Sevinj Huseynzade, the mother of Elmir Huseynzade, said her son was convicted under seven articles of the Azerbaijani criminal code.
Huseynzade told OC Media that many people observing the 10 July protest were accused by the authorities of assisting the killers of the two police officers during the protest.
Huseynzade called the accusations ‘fake and fabricated’.
‘They make our children the victims of these political games. If they are right, why then haven’t they been introducing the investigation materials to our lawyers for months? My son doesn’t even do namaz, and has no connection to religious people’, Huseynzade said.
According to Oktay Gulaliyev, the head of the Centre for the Protection of Political Prisoners, the centre’s lawyers have been taking part in court hearings on the cases.
‘During the first stages of our monitoring, we saw that the State Security service subjected the arrested people to severe torture’, Gulaliyev told OC Media.
He said that those arrested had been charged with ‘extreme accusations’, and that most of the charges were fabricated.
‘There are several people who were not in Ganja that day that are being charged with such extreme articles like murder, organising terrorist groups, and attempting a coup d’état’, Gulaliyev said.

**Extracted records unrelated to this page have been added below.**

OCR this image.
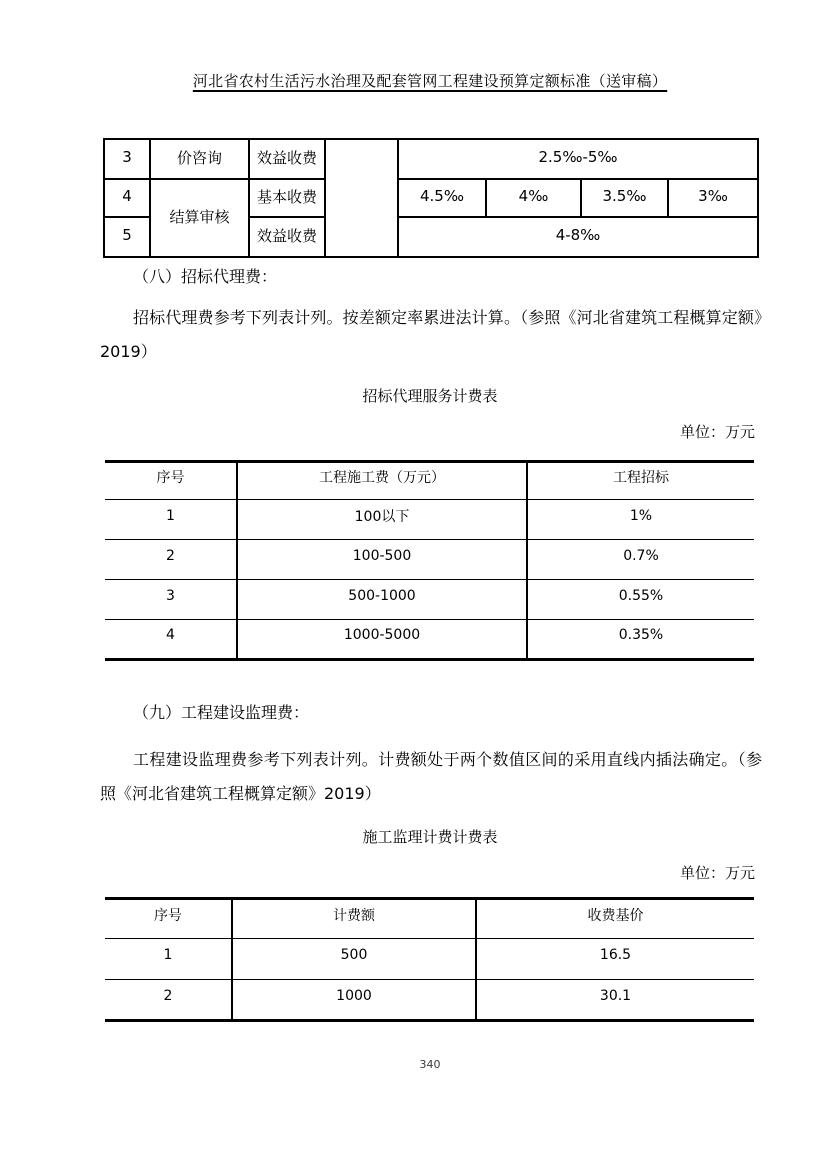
河北省农村生活污水治理及配套管网工程建设预算定额标准（送审稿）
3	价咨询	效益收费		2.5‰-5‰			
4	结算审核	基本收费		4.5‰	4‰	3.5‰	3‰
5		效益收费		4-8‰			
（八）招标代理费：
招标代理费参考下列表计列。按差额定率累进法计算。（参照《河北省建筑工程概算定额》2019）
招标代理服务计费表
单位：万元
序号	工程施工费（万元）	工程招标
1	100以下	1%
2	100-500	0.7%
3	500-1000	0.55%
4	1000-5000	0.35%
（九）工程建设监理费：
工程建设监理费参考下列表计列。计费额处于两个数值区间的采用直线内插法确定。（参照《河北省建筑工程概算定额》2019）
施工监理计费计费表
单位：万元
序号	计费额	收费基价
1	500	16.5
2	1000	30.1
340
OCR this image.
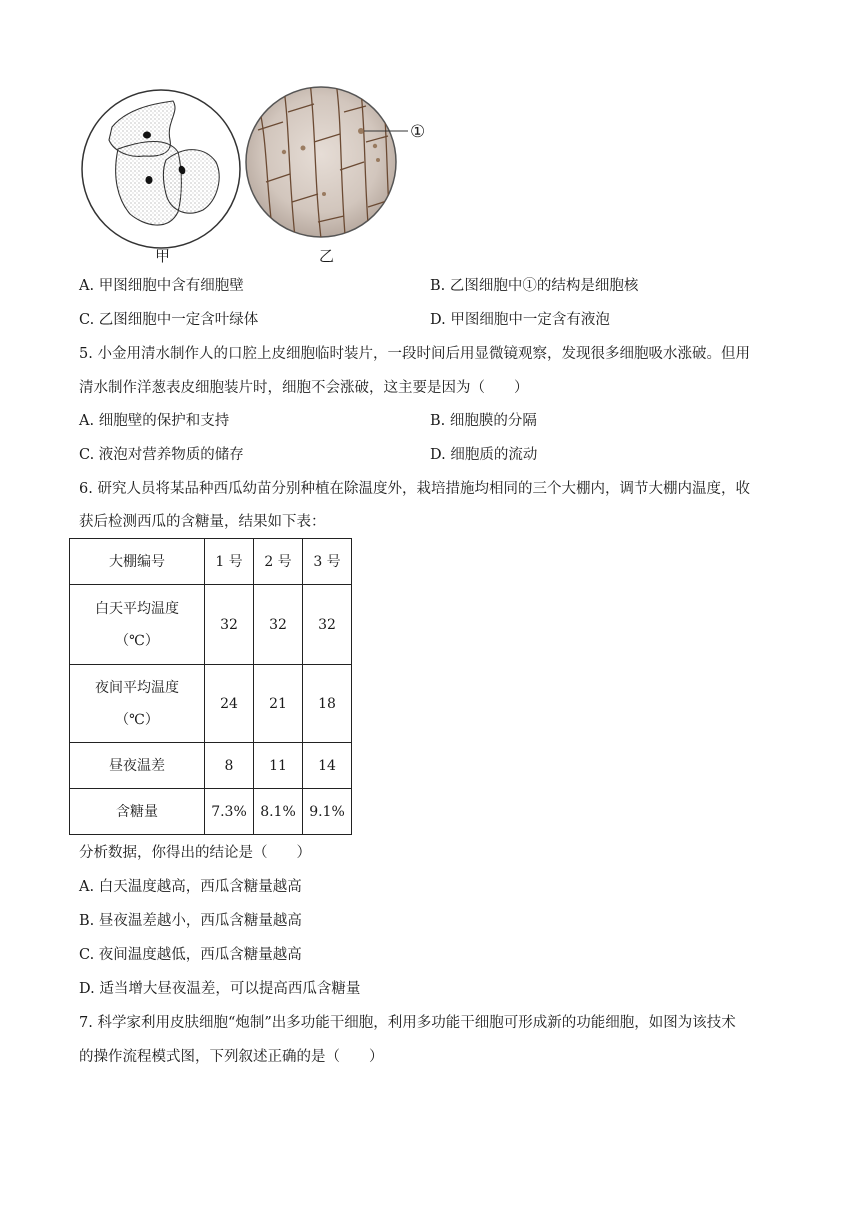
①
甲	乙
A. 甲图细胞中含有细胞壁	B. 乙图细胞中①的结构是细胞核
C. 乙图细胞中一定含叶绿体	D. 甲图细胞中一定含有液泡
5. 小金用清水制作人的口腔上皮细胞临时装片，一段时间后用显微镜观察，发现很多细胞吸水涨破。但用
清水制作洋葱表皮细胞装片时，细胞不会涨破，这主要是因为（　　）
A. 细胞壁的保护和支持	B. 细胞膜的分隔
C. 液泡对营养物质的储存	D. 细胞质的流动
6. 研究人员将某品种西瓜幼苗分别种植在除温度外，栽培措施均相同的三个大棚内，调节大棚内温度，收
获后检测西瓜的含糖量，结果如下表：
大棚编号	1 号	2 号	3 号

白天平均温度
（℃）	32	32	32

夜间平均温度
（℃）	24	21	18
昼夜温差	8	11	14
含糖量	7.3%	8.1%	9.1%
分析数据，你得出的结论是（　　）
A. 白天温度越高，西瓜含糖量越高
B. 昼夜温差越小，西瓜含糖量越高
C. 夜间温度越低，西瓜含糖量越高
D. 适当增大昼夜温差，可以提高西瓜含糖量
7. 科学家利用皮肤细胞“炮制”出多功能干细胞，利用多功能干细胞可形成新的功能细胞，如图为该技术
的操作流程模式图，下列叙述正确的是（　　）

According to Gulaliyev, the government was using the events in Ganja to pursue critics. ‘As we see, the government has used these events beforehand to neutralise several people with radical agendas. At the same time, they take revenge on peoples’ support of the shooting of Elmar Valiyev on 3 July’, he said.
Gulaliyev also said that the court proceedings had violated the law by refusing to accept motions by defence lawyers and for failing to present factual evidence.
‘The expressions of the victims and the witnesses are contradictory. The majority of the witnesses are policemen’, he said.
‘The court doesn’t accept the camera footage from the scene. There is no objective court investigation being held. The punishments given are the harshest. It proves that the Ganja case is fake and fabricated. The majority of arrests during the Ganja events were politically motivated and [those arrested] have the status of political prisoners.’
Gulaliyev said the centre would take this into consideration while planning their next moves.
While the cases connected with the Ganja unrest were opened by the Ganja City Prosecutor’s Office, the hearings have been taking place in the Sabunchi Court of Serious Crimes in Baku.
The Ganja Prosecutor’s Office told OC Media that they were unable to reply to any questions before the investigation was over.
Azerbaijani Chief Prosecutor Zakir Qaralov told media on 27 September that 77 criminal cases had been filed in connection with the Ganja unrest.
Fourteen people have already been sentenced, and the cases of 17 people, including Yunis Safarov, are still being investigated. Their hearings will begin in August.